CHAPTER 15 : Ketahuan

37 6 2
                                    

"Aku rasa itu adalah Barrack. Benar-benar Barrack."

Sosok pria tua dengan tubuh yang bugar itu mengelus kepala seekor burung gagak yang bertengger di puncak tongkat dalam genggamannya. Dengan tongkat itu, pria tua tersebut bisa berjalan membantu menopang langkah kakinya. Sosok itu adalah sosok yang legendaris dan sangat hebat, namun di usia senja nya ini ia hanya bisa berdiam di Institut sembari memantau dari kejauhan.

"Kau yakin?" Tanya seorang wanita yang berdiri tepat di belakangnya.

"Ya, Danika. Itu dia. Tapi..." Pria tua itu menggantungkan ucapannya sejenak.

"Tapi, apa, Hauser?" Danika--wanita itu menyebut nama pria tua yang sudah seperti ayahnya sendiri.

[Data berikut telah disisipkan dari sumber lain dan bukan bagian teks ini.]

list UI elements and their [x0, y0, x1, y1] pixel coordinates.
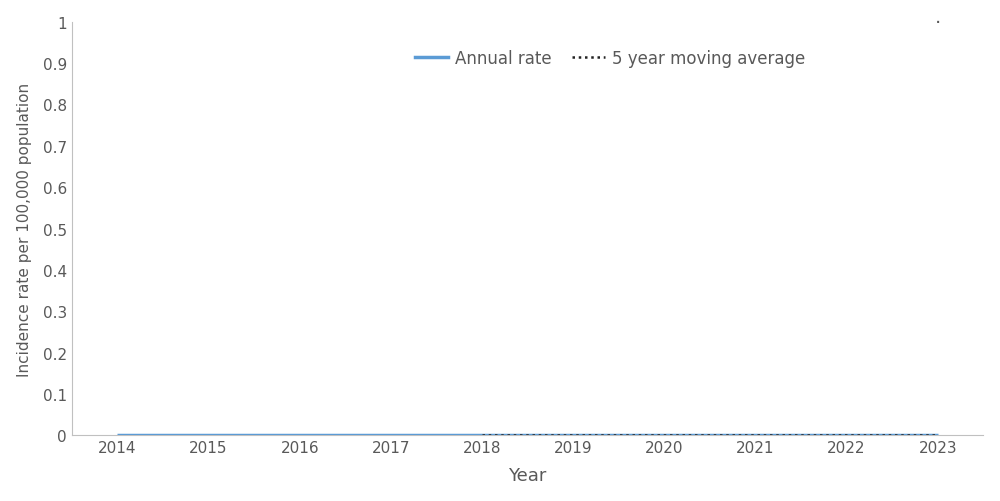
Y-axis label: Incidence rate per 100,000 population: Incidence rate per 100,000 population — [17, 82, 32, 376]
Legend: Annual rate, 5 year moving average: Annual rate, 5 year moving average — [408, 43, 812, 75]
Text: .: . — [935, 8, 941, 27]
X-axis label: Year: Year — [508, 466, 547, 484]
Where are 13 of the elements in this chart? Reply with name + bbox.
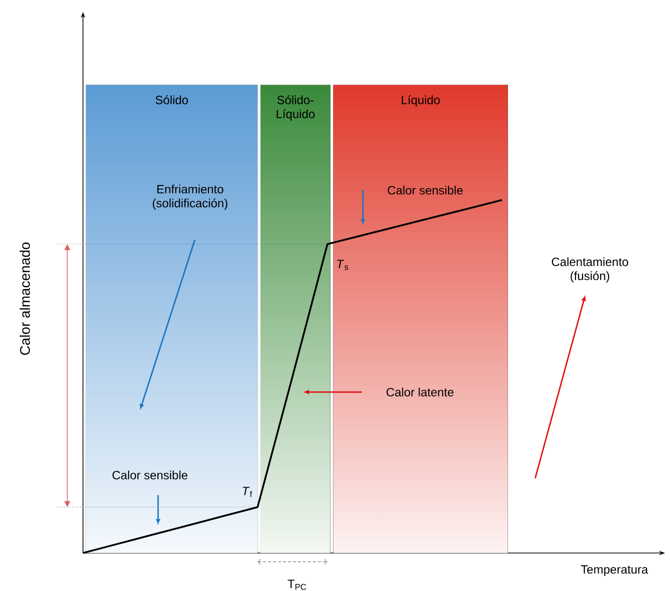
text: Sólido: [156, 95, 188, 104]
text: Líquido: [402, 95, 440, 107]
text: Temperatura: [580, 565, 648, 576]
annotation: T$_{s}$: [337, 260, 348, 270]
annotation: Calor sensible: [112, 470, 188, 480]
y-axis-title: Calor almacenado: [20, 242, 30, 355]
text: Calentamiento (fusión): [552, 257, 628, 282]
text: Calor sensible: [388, 186, 463, 195]
annotation: Enfriamiento (solidificación): [152, 184, 228, 210]
annotation: Calor latente: [386, 388, 454, 396]
text: Sólido-Líquido: [276, 95, 315, 121]
annotation: T$_{f}$: [242, 486, 252, 498]
text: T$_{PC}$: [288, 580, 306, 590]
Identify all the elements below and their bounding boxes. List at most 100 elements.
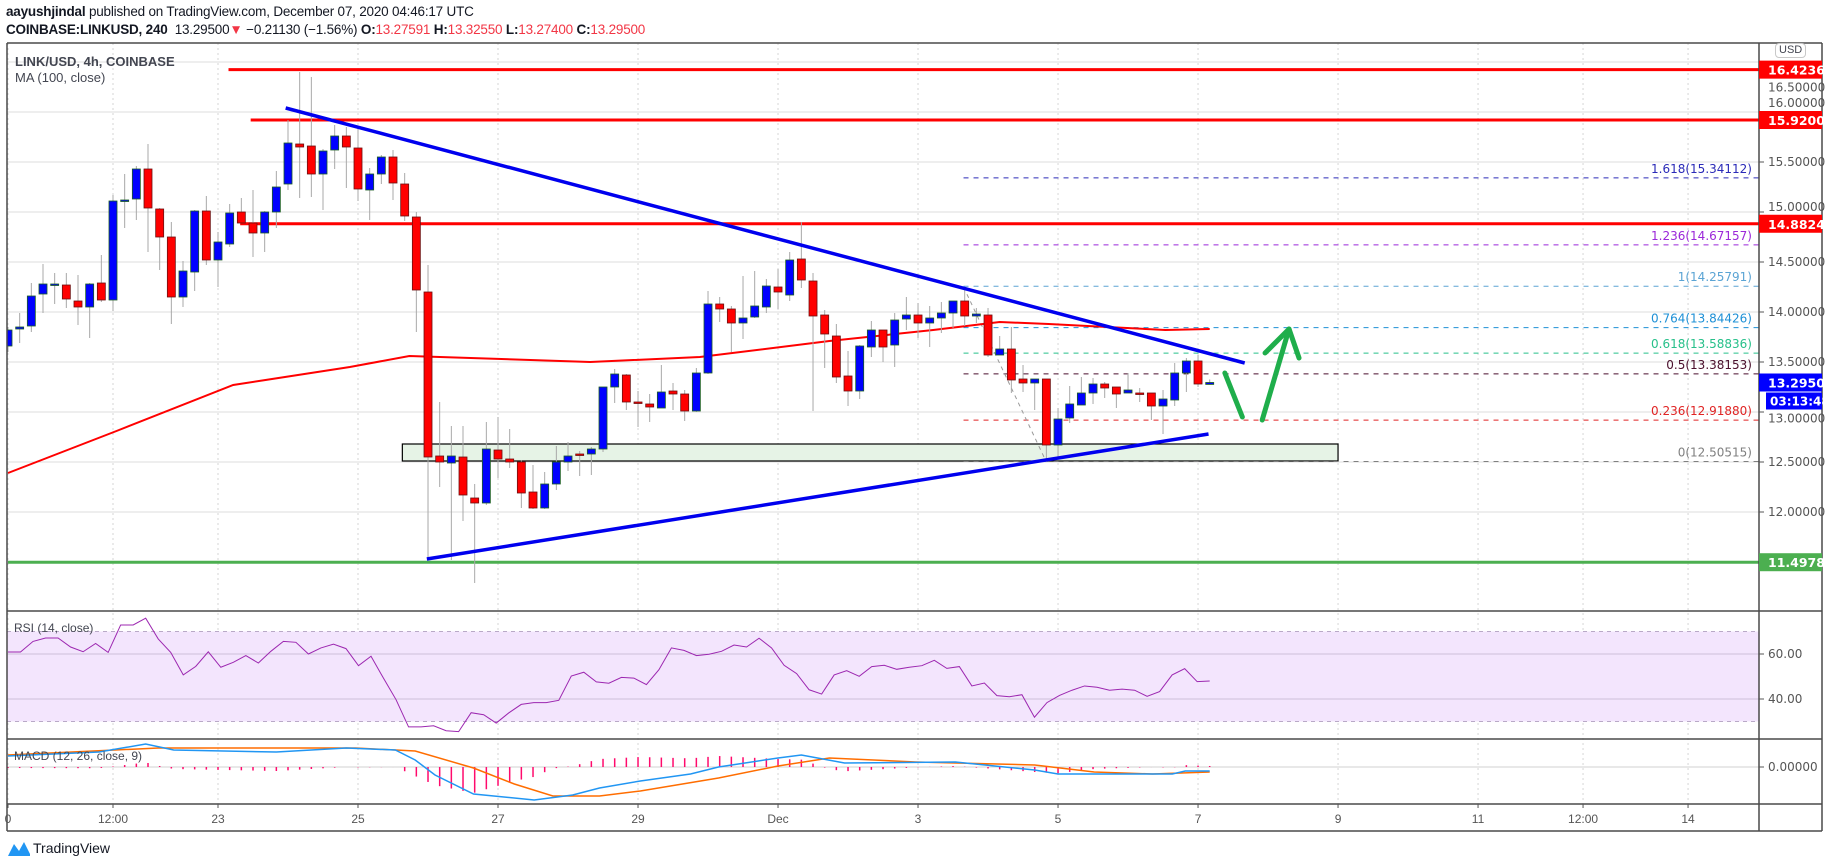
rsi-legend[interactable]: RSI (14, close) xyxy=(14,621,94,635)
candle-body-down xyxy=(155,208,165,238)
candle xyxy=(108,195,118,311)
published-text: published on TradingView.com, December 0… xyxy=(85,4,474,19)
candle-body-up xyxy=(85,283,95,308)
fib-level-label: 0.5(13.38153) xyxy=(1666,358,1752,372)
candle-body-down xyxy=(388,156,398,184)
candle-body-down xyxy=(715,303,725,310)
candle xyxy=(143,144,153,252)
candle xyxy=(61,273,71,308)
candle xyxy=(306,77,316,197)
candle xyxy=(878,329,888,362)
candle-body-down xyxy=(575,453,585,456)
candle-body-up xyxy=(365,173,375,191)
candle-body-down xyxy=(831,335,841,378)
candle xyxy=(318,149,328,210)
price-change: −0.21130 (−1.56%) xyxy=(246,22,358,37)
candle xyxy=(691,368,701,412)
candle-body-up xyxy=(108,200,118,301)
last-price-label: 13.29500 xyxy=(1768,376,1828,391)
candle xyxy=(960,287,970,326)
candle-body-down xyxy=(493,449,503,460)
candle xyxy=(516,460,526,508)
close-value: 13.29500 xyxy=(590,22,646,37)
time-axis-label: 9 xyxy=(1335,812,1342,826)
candle-body-down xyxy=(1018,378,1028,384)
candle-body-up xyxy=(15,326,25,330)
candle xyxy=(808,273,818,411)
candle-body-down xyxy=(341,135,351,148)
candle xyxy=(190,210,200,291)
candle xyxy=(1006,327,1016,393)
candle xyxy=(178,261,188,307)
candle-body-up xyxy=(7,329,13,347)
candle-body-up xyxy=(1181,360,1191,374)
candle xyxy=(201,196,211,265)
candle-body-up xyxy=(703,303,713,374)
candle xyxy=(738,276,748,339)
projection-arrow-down xyxy=(1222,370,1245,420)
candle-body-up xyxy=(866,329,876,348)
candle-body-down xyxy=(1111,386,1121,395)
candle-body-down xyxy=(166,236,176,298)
candle xyxy=(1170,363,1180,406)
brand-name: TradingView xyxy=(33,840,111,856)
candle xyxy=(38,264,48,313)
candle xyxy=(843,351,853,406)
time-axis-label: 12:00 xyxy=(1568,812,1598,826)
candle-body-up xyxy=(446,455,456,464)
candle-body-down xyxy=(458,456,468,496)
candle xyxy=(131,166,141,220)
candle-body-down xyxy=(1100,383,1110,389)
candle-body-up xyxy=(738,317,748,324)
candle xyxy=(295,72,305,198)
time-axis-label: 14 xyxy=(1681,812,1695,826)
price-axis-label: 13.50000 xyxy=(1768,355,1825,369)
macd-legend[interactable]: MACD (12, 26, close, 9) xyxy=(14,749,143,763)
support-zone xyxy=(401,443,1339,462)
currency-badge[interactable]: USD xyxy=(1775,43,1807,58)
candle xyxy=(540,472,550,509)
candle xyxy=(50,273,60,304)
candle xyxy=(703,291,713,374)
candle-body-down xyxy=(726,308,736,324)
candle xyxy=(785,252,795,301)
candle xyxy=(901,297,911,330)
tradingview-logo[interactable]: TradingView xyxy=(8,840,110,856)
candle-body-down xyxy=(248,222,258,234)
chart-legend-title[interactable]: LINK/USD, 4h, COINBASE xyxy=(15,54,175,69)
candle xyxy=(1123,373,1133,394)
candle-body-down xyxy=(960,300,970,317)
candle-body-up xyxy=(1088,383,1098,394)
ma-legend[interactable]: MA (100, close) xyxy=(15,70,106,85)
author-link[interactable]: aayushjindal xyxy=(6,4,86,19)
candle xyxy=(633,391,643,427)
candle-body-down xyxy=(470,497,480,504)
candle xyxy=(213,232,223,287)
candle-body-down xyxy=(983,314,993,356)
symbol-info: COINBASE:LINKUSD, 240 13.29500▼ −0.21130… xyxy=(6,22,645,38)
candle-body-up xyxy=(376,156,386,175)
candle xyxy=(668,383,678,410)
low-label: L: xyxy=(505,22,519,37)
candle xyxy=(715,297,725,322)
candle xyxy=(761,279,771,313)
candle-body-up xyxy=(785,259,795,296)
candle-body-down xyxy=(633,401,643,404)
candle-body-up xyxy=(855,345,865,392)
candle-body-up xyxy=(271,186,281,213)
candle xyxy=(353,129,363,201)
candle xyxy=(411,212,421,332)
high-value: 13.32550 xyxy=(447,22,503,37)
candle xyxy=(271,171,281,228)
candle-body-down xyxy=(306,145,316,175)
candle xyxy=(376,155,386,184)
fib-level-label: 0.764(13.84426) xyxy=(1651,312,1752,326)
arrowhead-icon xyxy=(1262,326,1302,361)
candle xyxy=(26,283,36,332)
candle xyxy=(586,447,596,475)
candle-body-down xyxy=(1006,348,1016,381)
price-line-label-bg xyxy=(1759,553,1822,572)
candle-body-up xyxy=(131,168,141,200)
candle-body-up xyxy=(26,295,36,327)
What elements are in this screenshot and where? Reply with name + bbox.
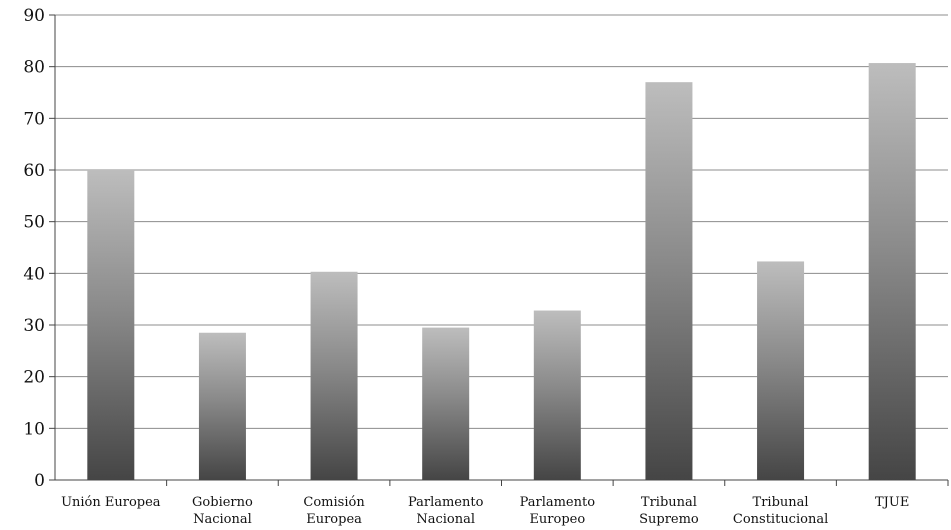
y-tick-label: 60 [23, 161, 45, 181]
y-tick-label: 10 [23, 419, 45, 439]
y-tick-label: 80 [23, 58, 45, 78]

"Dia bersama seorang gadis."

"Manusia?"

"Ya, manusia."

"Sedang membicarakan apa?" Natasha memasuki ruang kerja Hauser tanpa mengetuk terlebih dahulu dan dengan penuh percaya diri melangkah mendekat.

Kedatangan Natasha membuat Hauser maupun Danika terkejut bukan main. Tubuh Hauser sampai terperanjat dan membuat burung gagak pengintainya terbang sambil mengepakkan sayapnya dengan penuh kepanikan meninggalkan ruangan begitu melihat sebuah celah.

Hauser mengusap-usap dada nya sembari berbalik dan sudah mendapati Natasha berdiri tegap menghadap dirinya sembari melipat kedua lengan di dada.

Hauser menghembuskan napasnya panjang, "Nath, tata krama." Ucapnya mengingatkan dengan lembut.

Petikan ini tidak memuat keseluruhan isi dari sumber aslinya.